The McKinney City Council approved several land‑use items on March 3, including rezoning that would allow single‑family hangar homes in an airpark community, a commercial rezone at Virginia Parkway and South Jordan Road, a specific‑use permit for a drive‑through restaurant, and a series of Unified Development Code (UDC) and subdivision ordinance amendments.
Lucas Raley, director of planning, described the PD amendment allowing hangar‑home single‑family development as consistent with a nearby approval; the Planning & Zoning Commission recommended approval and council voted 6–0 to adopt the rezoning. The applicant said remaining lots are planned for single‑family hangar homes and described runway access via private streets.
In a separate item, the council rezoned about 6 acres at the southwest corner of Virginia Parkway and South Jordan Road from agricultural/PD to C2 (local commercial). Planning staff noted P&Z recommended approval 5–2 and that traffic impacts will be evaluated at the site‑plan stage. Didi Schultz, director of the Heritage Learning Center (S18), urged council to consider traffic safety and the potential oversaturation of childcare providers; the council closed the hearing and approved the rezoning 6–0.
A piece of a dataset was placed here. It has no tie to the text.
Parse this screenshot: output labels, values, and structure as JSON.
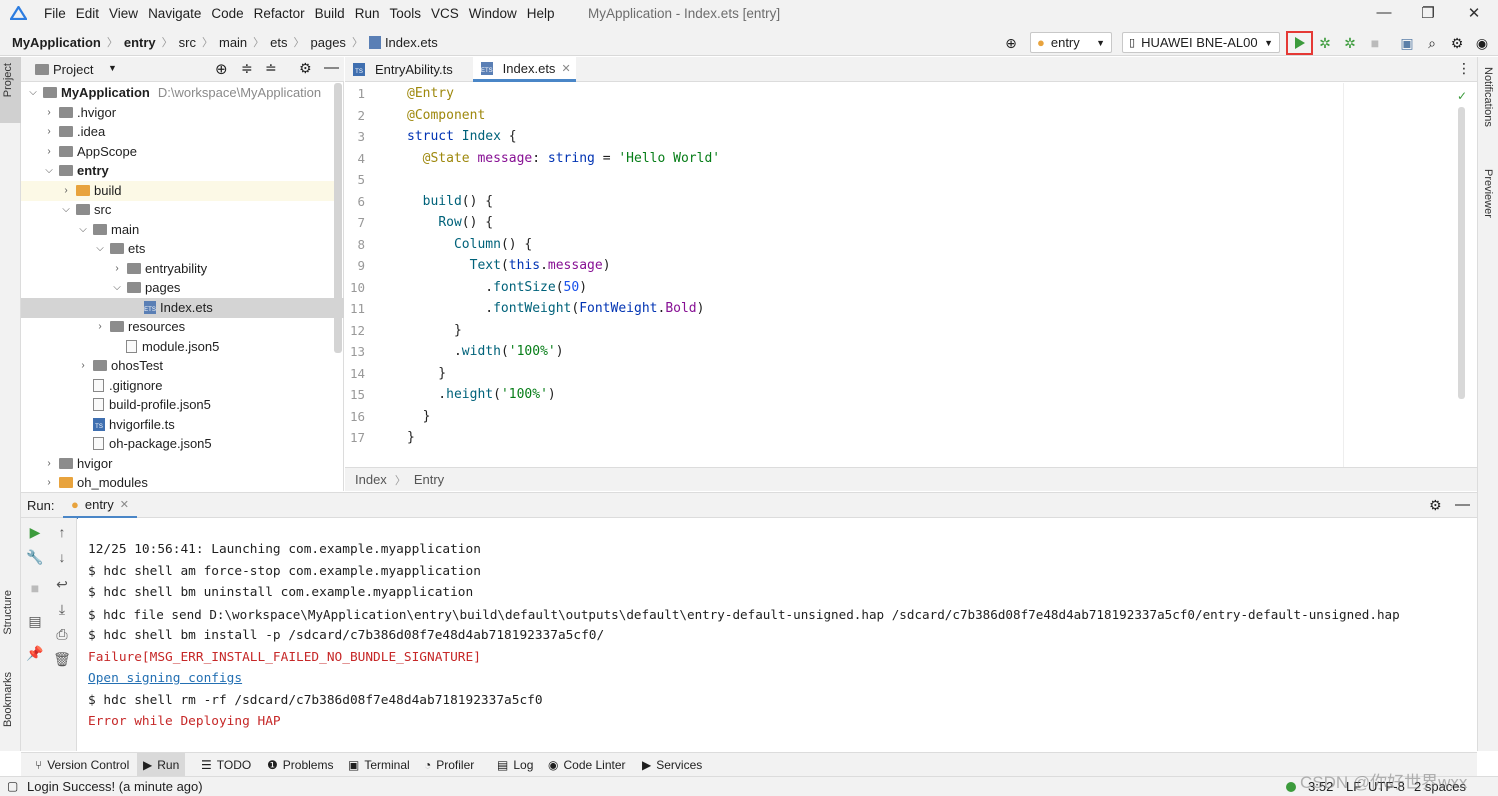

The council also considered a specific‑use permit for a drive‑through restaurant requiring exceptions to minimum distances for drive‑through speaker boxes and a reduced landscape buffer. Staff recommended denial because the request did not meet the updated UDC requirements; the applicant said the design includes automatic volume control, a 12‑foot tree buffer, an existing 8‑foot masonry wall and restricted hours (10 a.m.–10 p.m.). After hearing the applicant, the council approved the SUP per the applicant’s request.
Finally, chief planner Caitlin Sheffield presented a set of UDC 'fine‑tuning' and procedural amendments — editorial corrections, procedural updates for tree permits and exhibits, adjustments to historic preservation review authority, allowances to consider traditional multifamily via SUP in C2, parking ratio changes and tree‑preservation clarifications — and council adopted the amendments. Council also approved proposed subdivision ordinance adjustments to allow one building permit for a single‑family building on an unplotted lot facing a dedicated street.
Next steps: applicants proceed to site‑plan review where traffic, landscaping and other engineering requirements will be evaluated; staff will implement adopted UDC and subdivision code changes.